Capítulo 22

Padua, en la actualidad

El hombre del cabello moreno los observó mientras entraban en la finca con el coche de alquiler y aparcaban a un centenar de metros por la pista de tierra. Todavía notaba hinchada la cabeza por el golpe que se había llevado la noche anterior. Y en lo más hondo de su ser, bullía una furia vengativa.

Cuando alcanzó el bosquecillo que había al otro lado de la entrada, los tres habían desaparecido en el interior de la casa. Rodeó la mansión y vio que dos adolescentes entraban por una de las puertas traseras. A los pocos minutos salieron los dos chicos con la niña.

El retumbo que notaba en la cabeza le impedía pensar con claridad. Cerró los ojos y practicó unos cuantos ejercicios mentales de los que le habían enseñado en las Fuerzas Especiales. Para despejar la mente, respiró hondo varias veces. Al abrir los ojos de nuevo todo parecía más nítido.

Avanzando sigilosamente entre los árboles llegó a otro mirador a cierta distancia de la casa, en una zona de hierbajos y arbustos. Los tres jóvenes charlaban animadamente junto a dos motos de motocross.

Los muchachos se pusieron el casco y enseñaron a la niña cómo se hacía. Iniciaron un recorrido circular que subía por diversos montículos y dibujaba cerradas curvas. Parte del recorrido transcurría por un sendero embarrado, a escasa distancia de donde se encontraba él. Pero sabía que no podían verle.

No tenía absolutamente ningún escrúpulo. El asesinato era su medio de vida. No le era preciso odiar a sus víctimas. De hecho, no sentía nada por ninguna de ellas. Sus órdenes eran obtener hasta la más mínima pizca de información costara lo que costase. Su cliente era muy generoso con el pago. Así pues, planeó librarse de los muchachos, coger a la niña y cambiarla —muerta o viva— por ese artículo sumamente preciado que era la información.

Uno de los hermanos apareció a todo gas por la curva más próxima, levantando una ola de barro a su alrededor.
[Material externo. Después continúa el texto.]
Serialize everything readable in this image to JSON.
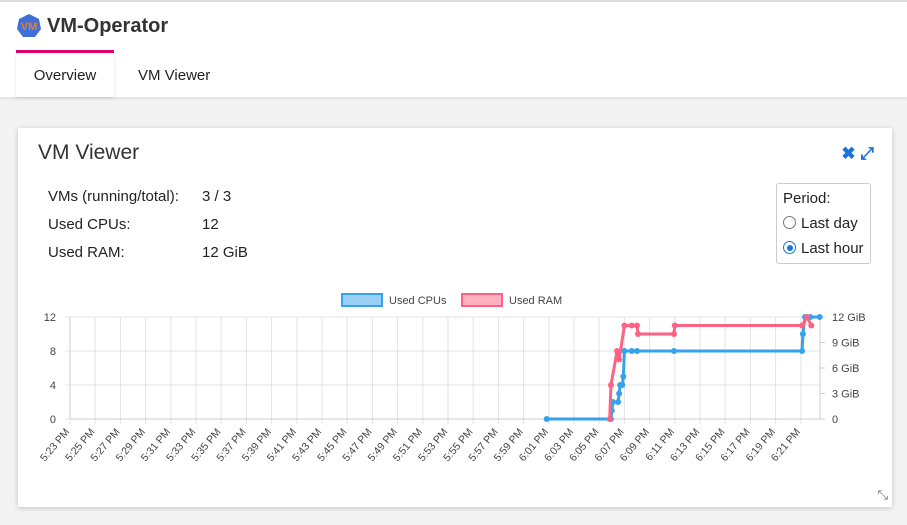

Dándole al acelerador, se encaramó a un montículo, salió volando por los aires y aterrizó con elegancia. El asesino levantó su pistola y se sujetó el brazo con la mano libre para estabilizarlo. El chico se dirigió hacia donde estaba él, derrapó y volvió a salpicarlo todo de barro. La moto se inclinó y giró fuera de control. El chico enderezó la máquina y regresó junto a los otros. La ocasión había pasado.

El segundo chico inició su ronda con un impresionante caballito antes de alejarse a toda velocidad. Pero cuando se acercaba al primer montículo, la rueda trasera resbaló. El chico salió disparado por encima del manillar y se estampó en el barro.

El asesino, clavado en el suelo con las piernas separadas y las rodillas ligeramente flexionadas, apuntó a la cabeza del muchacho, que volvió a montarse, no sin dificultad, en la moto. Empezó a apretar el gatillo.

—¿Chicos?

Rápidamente, bajó el arma y dio un paso hacia atrás, metiéndose entre los árboles. Una mujer rechoncha y baja, con el pelo rosa de punta, apareció de repente.

Filippo se sentó con la espalda recta en el sillín, apagó el motor y se apeó, dejando caer la moto en la tierra mojada.

—Siento estropearos la diversión —oyó el hombre que la mujer decía—. El cocinero ha preparado té y tarta.

Francesco puso los ojos en blanco.

—¿Justo ahora? Acabamos de empezar.

—Haced lo que os plazca, chicos. Pero la tarta de chocolate es algo fuera de lo normal.

—Ésta es nuestra tutora, Matilda —explicó Francesco a Rose—. Matilda es americana y se toma la comida muy en serio.

—Como salta a la vista —añadió Filippo tapándose la boca con la mano y haciendo reír a Rose y a su hermano.

El pistolero los observó entre las sombras mientras los cuatro daban la vuelta y se alejaban en dirección a la casa.